Spirits May Motivate Hindu God to Answer One’s Prayers
NEW DELHI — Bhairon has different tastes from most other gods in the vast Hindu pantheon. While offerings at temples across India are usually limited to cash, food and flowers, devotees bring this god bottles of Scotch, rum, vodka and moonshine.
Bhairon, viewed as a demon god or an incarnation of the destroyer god Shiva, likes his alcohol. His idol shares a marigold-covered shrine at a temple in New Delhi’s Old Fort area with a statue of Kali, known variously as the goddess of strength, fear, life and death -- even the goddess of a thousand names.

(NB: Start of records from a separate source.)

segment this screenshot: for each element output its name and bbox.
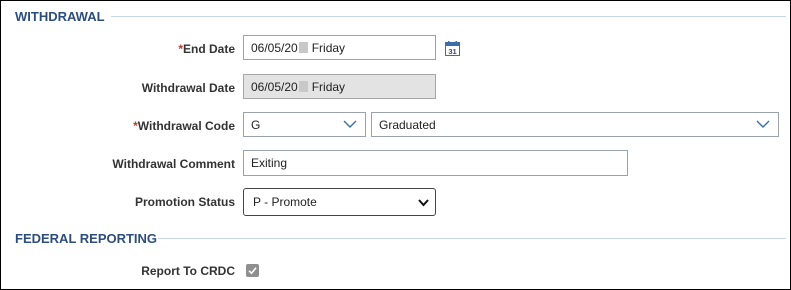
report-to-crdc-checkbox[interactable] xyxy=(246,264,259,277)
withdrawal-code-select[interactable]: G xyxy=(243,112,366,137)
withdrawal-description-value: Graduated xyxy=(379,117,436,132)
section-divider xyxy=(111,16,786,17)
withdrawal-description-select[interactable]: Graduated xyxy=(371,112,779,137)
section-header-federal-reporting: FEDERAL REPORTING xyxy=(15,230,157,246)
withdrawal-comment-label: Withdrawal Comment xyxy=(112,157,235,171)
section-divider xyxy=(158,238,786,239)
end-date-label-text: End Date xyxy=(182,42,235,56)
calendar-day-number: 31 xyxy=(448,47,456,56)
promotion-status-value: P - Promote xyxy=(253,195,317,209)
end-date-label: *End Date xyxy=(1,42,235,56)
withdrawal-code-label-text: Withdrawal Code xyxy=(137,119,235,133)
withdrawal-code-label: *Withdrawal Code xyxy=(1,119,235,133)
withdrawal-comment-value: Exiting xyxy=(251,156,288,170)
end-date-value: 06/05/20 xyxy=(251,40,298,55)
report-to-crdc-label: Report To CRDC xyxy=(141,264,235,278)
chevron-down-icon[interactable] xyxy=(756,120,770,129)
end-date-weekday: Friday xyxy=(311,40,346,55)
section-title-withdrawal: WITHDRAWAL xyxy=(15,8,105,24)
withdrawal-code-value: G xyxy=(251,117,261,132)
chevron-down-icon[interactable] xyxy=(418,199,429,207)
withdrawal-comment-input[interactable]: Exiting xyxy=(243,150,628,176)
promotion-status-select[interactable]: P - Promote xyxy=(243,188,436,216)
withdrawal-date-weekday: Friday xyxy=(311,79,346,94)
withdrawal-date-field: 06/05/20 Friday xyxy=(243,74,436,99)
end-date-input[interactable]: 06/05/20 Friday xyxy=(243,35,436,60)
withdrawal-date-value: 06/05/20 xyxy=(251,79,298,94)
promotion-status-label: Promotion Status xyxy=(134,195,235,209)
redacted-year xyxy=(298,42,308,53)
section-title-federal-reporting: FEDERAL REPORTING xyxy=(15,230,158,246)
withdrawal-date-label: Withdrawal Date xyxy=(141,81,235,95)
chevron-down-icon[interactable] xyxy=(343,120,357,129)
redacted-year xyxy=(298,81,308,92)
check-icon xyxy=(248,267,257,275)
withdrawal-panel: WITHDRAWAL *End Date 06/05/20 Friday 31 W… xyxy=(0,0,791,290)
section-header-withdrawal: WITHDRAWAL xyxy=(15,8,105,24)
calendar-icon[interactable]: 31 xyxy=(445,41,460,56)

Belief in a booze-loving god is not exceptional in Hinduism, India’s dominant religion, since Hindus can worship any of millions of deities, often described as aspects or focuses of one supreme being. Some gods are fun-loving and wealth-giving, others angry and bloodthirsty.
Ganga Nath, a priest at the small white temple for 40 years, explains why alcohol plays a role at the shrine, but notes that devotees of Bhairon also bring other offerings.
“Bhairon and Kali drink wine in order to get high, but there is no specification made by the temple just for wine,” Nath said.
The temple’s priests have posted signs asking worshippers not to give alcohol to the beggars who gather at the shrine, as they do at most Hindu temples. But here the beggars come not only for the usual alms or food but for the free drinks, which Bhairon devotees -- ignoring the signs -- willingly provide.
Alok Gupta, 31, a recent visitor, says he believes that rum is the best offering to get his prayers answered. After donating some of the liquor to the idols, he emerges from the temple to share the rest with beggars holding out makeshift cups cut from the bottoms of plastic water bottles.
“I give some of the bottle’s content as a blessing to beggars since it has been blessed by the lord,” Gupta said.
Nath says Bhairon has special powers to grant the wishes of devotees and is especially good at driving away poverty.
One devotee, Raghu Chauhan, 43, says he first offered prayers to Bhairon for his ailing mother. “Sure enough, she soon recovered and I’ve been coming to the temple ever since,” he said.
Not everyone brings alcohol. On this day, hundreds of people jostle to receive deep-fried pastries and milk-based sweets from the priests after the offerings are presented to the gods.
Both Bhairon and Kali are depicted with jet black faces and white, bulging eyes, to illustrate the ferocious aspects of their natures.
Many temple visitors buy orange marigold necklaces to hang around the idols. On Sundays, the main worship day for these deities, only the idols’ eyes can be seen above the garlands.Inside, the air is sweet with incense and alcohol. Devotees give liquor bottles to temple helpers, who pour some into a large metal tray between the idols, then hand the rest back to the worshippers. This mixture of alcohol soon becomes a heady cocktail that has earned the nickname “rocket fuel.”
Nath points out that the mixture is not intended for consumption, saying that after the day’s prayers are over, the liquid is discarded in a large pit.
However, the Hindustan Times said recently that the alcohol is not thrown away, but put into bottles and sold by the beggars. Temple workers insist that they know of no such practice. They also say they can do nothing beyond posting signs to stop devotees from offering liquor to the beggars.
“As it is happening outside our temple, we have no control over it,” said Avinash Kumar, a temple helper.